Description
The PyTorch 0.4 Migration Guide, simplifies writing device-agnostic code as follows:
# at beginning of the script
device = torch.device("cuda:0" if torch.cuda.is_available() else "cpu")
...
# then whenever you get a new Tensor or Module
# this won't copy if they are already on the desired device
input = data.to(device)
model = MyModule(...).to(device)
However, this is still not clean.
Ideally, we would like PyTorch to move everything over to the GPU, if it's available...
much like TensorFlow.
I tried setting the global tensor type to a cuda tensor using the torch.set_default_tensor_type()
method.
However, there are some fundamental problems with setting the default tensor type.
-
Dataloaders give normal (non-cuda) tensors by default. They have to be manually cast using the
Tensor.to()
method. -
Many methods are simply not implemented for
torch.cuda.*Tensor
. Thus, setting the global tensor type to cuda fails. -
Conversions to numpy using the
numpy()
method aren’t available for cuda tensors. One has to gox.cpu().numpy()
.
Although this chain is agnostic, it defeats the purpose.
I find that I use methods like .to(device)
and .cpu()
far too often in my projects.
In my view, it makes the code more verbose than it needs to be and makes it just a little harder to read.
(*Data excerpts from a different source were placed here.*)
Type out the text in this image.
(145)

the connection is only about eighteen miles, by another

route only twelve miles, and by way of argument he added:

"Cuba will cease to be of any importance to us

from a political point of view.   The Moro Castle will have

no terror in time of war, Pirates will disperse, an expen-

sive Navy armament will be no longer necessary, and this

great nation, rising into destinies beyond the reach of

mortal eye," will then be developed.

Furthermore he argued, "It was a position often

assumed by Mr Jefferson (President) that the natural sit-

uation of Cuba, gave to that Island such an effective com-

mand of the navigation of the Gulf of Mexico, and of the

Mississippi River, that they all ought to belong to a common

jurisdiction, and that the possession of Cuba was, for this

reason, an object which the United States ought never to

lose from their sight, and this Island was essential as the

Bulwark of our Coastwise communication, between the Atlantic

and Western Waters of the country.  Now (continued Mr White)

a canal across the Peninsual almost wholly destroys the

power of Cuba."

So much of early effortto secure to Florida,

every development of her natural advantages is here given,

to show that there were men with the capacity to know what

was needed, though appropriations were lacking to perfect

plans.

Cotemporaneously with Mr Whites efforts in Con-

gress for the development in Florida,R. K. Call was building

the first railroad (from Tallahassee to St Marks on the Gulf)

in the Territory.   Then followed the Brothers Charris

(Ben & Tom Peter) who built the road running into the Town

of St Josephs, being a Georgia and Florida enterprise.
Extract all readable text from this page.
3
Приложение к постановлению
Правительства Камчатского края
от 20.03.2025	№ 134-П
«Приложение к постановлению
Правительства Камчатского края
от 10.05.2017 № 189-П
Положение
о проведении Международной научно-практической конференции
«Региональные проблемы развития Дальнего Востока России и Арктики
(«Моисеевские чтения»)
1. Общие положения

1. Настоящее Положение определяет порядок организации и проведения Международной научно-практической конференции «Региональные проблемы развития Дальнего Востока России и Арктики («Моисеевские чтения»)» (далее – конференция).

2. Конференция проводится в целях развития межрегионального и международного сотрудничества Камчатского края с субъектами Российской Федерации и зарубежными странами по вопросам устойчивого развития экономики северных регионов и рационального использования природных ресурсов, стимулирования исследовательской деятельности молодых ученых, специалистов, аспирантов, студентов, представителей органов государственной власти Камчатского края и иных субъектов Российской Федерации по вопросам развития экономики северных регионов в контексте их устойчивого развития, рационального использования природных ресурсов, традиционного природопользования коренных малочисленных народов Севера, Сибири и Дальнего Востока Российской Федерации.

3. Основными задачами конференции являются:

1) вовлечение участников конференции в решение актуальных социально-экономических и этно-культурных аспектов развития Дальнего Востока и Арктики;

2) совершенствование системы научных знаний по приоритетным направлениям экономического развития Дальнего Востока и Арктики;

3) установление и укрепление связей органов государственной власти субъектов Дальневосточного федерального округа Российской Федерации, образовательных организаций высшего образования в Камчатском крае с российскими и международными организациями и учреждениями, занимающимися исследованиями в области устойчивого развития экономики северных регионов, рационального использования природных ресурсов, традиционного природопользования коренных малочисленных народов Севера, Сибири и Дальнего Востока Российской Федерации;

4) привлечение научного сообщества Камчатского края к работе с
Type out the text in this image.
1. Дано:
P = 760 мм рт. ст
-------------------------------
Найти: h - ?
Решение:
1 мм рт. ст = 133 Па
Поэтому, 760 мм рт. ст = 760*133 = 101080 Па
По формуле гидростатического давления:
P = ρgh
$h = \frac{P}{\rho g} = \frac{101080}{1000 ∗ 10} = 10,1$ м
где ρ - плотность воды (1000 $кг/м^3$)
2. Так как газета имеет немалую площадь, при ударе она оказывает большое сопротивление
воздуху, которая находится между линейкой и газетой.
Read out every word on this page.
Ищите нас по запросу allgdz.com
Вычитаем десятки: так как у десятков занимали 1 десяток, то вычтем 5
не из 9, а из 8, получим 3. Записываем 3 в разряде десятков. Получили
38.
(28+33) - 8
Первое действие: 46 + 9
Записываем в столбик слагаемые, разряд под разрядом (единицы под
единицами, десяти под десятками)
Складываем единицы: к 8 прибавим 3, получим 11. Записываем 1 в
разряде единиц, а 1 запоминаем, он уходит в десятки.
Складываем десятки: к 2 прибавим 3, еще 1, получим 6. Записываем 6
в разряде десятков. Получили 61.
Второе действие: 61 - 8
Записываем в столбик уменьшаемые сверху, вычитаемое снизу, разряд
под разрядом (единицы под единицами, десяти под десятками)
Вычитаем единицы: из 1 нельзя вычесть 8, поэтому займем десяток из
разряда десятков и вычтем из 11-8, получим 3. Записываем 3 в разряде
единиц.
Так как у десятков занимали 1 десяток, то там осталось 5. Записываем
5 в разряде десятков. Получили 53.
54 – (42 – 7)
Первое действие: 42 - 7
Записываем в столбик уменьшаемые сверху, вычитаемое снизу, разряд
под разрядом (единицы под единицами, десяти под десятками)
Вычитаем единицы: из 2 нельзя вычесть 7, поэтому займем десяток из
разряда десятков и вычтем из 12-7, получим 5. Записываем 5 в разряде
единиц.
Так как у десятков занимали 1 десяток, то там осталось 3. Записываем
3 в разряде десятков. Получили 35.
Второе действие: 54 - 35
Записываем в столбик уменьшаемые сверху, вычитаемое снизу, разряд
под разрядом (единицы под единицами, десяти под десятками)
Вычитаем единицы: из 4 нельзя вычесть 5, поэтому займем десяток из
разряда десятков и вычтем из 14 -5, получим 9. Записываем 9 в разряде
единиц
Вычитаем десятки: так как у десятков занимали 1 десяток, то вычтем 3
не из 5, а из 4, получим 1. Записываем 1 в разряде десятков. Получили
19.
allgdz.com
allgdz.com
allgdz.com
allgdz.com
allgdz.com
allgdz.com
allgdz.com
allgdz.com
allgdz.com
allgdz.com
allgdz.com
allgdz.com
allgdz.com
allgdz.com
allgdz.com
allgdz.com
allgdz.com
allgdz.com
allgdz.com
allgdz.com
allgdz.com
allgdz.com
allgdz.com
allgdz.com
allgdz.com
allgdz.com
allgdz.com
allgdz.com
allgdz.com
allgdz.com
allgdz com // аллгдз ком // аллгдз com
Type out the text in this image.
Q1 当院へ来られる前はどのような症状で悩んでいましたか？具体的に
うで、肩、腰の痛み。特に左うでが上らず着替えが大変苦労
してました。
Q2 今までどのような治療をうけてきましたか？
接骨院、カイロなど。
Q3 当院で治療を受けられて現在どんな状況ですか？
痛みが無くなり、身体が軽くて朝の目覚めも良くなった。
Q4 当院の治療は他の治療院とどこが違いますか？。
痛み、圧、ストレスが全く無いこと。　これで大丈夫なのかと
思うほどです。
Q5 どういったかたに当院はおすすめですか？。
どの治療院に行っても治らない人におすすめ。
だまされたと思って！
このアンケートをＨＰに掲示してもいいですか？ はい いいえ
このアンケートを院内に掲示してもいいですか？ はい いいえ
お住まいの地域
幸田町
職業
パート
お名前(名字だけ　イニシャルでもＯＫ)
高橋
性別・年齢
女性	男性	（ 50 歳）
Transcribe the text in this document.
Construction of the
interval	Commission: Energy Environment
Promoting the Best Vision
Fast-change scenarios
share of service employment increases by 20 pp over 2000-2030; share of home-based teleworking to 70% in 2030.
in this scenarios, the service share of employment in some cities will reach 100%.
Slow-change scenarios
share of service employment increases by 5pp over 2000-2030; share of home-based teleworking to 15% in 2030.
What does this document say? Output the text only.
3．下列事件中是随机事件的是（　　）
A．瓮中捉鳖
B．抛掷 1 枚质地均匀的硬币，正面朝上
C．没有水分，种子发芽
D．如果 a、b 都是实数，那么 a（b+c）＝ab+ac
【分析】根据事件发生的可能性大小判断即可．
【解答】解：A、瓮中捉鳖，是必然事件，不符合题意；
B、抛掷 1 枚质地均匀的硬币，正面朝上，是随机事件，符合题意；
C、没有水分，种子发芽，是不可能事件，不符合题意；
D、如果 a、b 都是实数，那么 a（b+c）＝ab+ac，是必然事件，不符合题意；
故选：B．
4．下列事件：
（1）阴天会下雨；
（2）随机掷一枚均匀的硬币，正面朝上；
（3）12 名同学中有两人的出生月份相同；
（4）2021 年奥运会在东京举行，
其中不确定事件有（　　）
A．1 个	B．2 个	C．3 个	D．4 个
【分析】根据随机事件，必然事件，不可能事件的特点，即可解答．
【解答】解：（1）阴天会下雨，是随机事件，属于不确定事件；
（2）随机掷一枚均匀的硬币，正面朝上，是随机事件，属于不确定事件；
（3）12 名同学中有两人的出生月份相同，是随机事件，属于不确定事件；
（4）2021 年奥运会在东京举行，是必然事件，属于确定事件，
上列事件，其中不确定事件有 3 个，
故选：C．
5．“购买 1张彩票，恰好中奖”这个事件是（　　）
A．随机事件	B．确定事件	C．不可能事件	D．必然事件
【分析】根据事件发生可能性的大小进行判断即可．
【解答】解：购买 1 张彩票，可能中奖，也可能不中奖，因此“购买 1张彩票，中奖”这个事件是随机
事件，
I think that there is room for a global use_gpu
flag that can enable developers to run the entire subsequent code in the GPU, where required.
Specifically, my request is the following:
1. Abolish need for the .to(device)
suffix:
Circumvent it by letting the developer set the device using a global method like torch.set_default_device()
or a convinience method/flag like use_gpu
Then, whenever, an error is encountered because a CUDA tensor is expected in place of a regular tensor or vice-versa, automatically cast the tensor to the expected device.
Additionally,
a. Move nn.Module
automatically to the default device.
b. Move the yield of DataLoader
s to the default device.
Prevent the need to manually cast to the default device.
2. Add the numpy() method to cuda tensors:
The existing way is to move the tensor to cpu first.
Thus, we have x.cpu().numpy()
, which is agnostic but redundant.
3. Use GPU by default if available:
PyTorch is built from the ground up with the Deep Learning community in mind.
With most Deep Learning done on GPUs, they be considered as the default device automatically.
Let PyTorch give first preference to the GPU.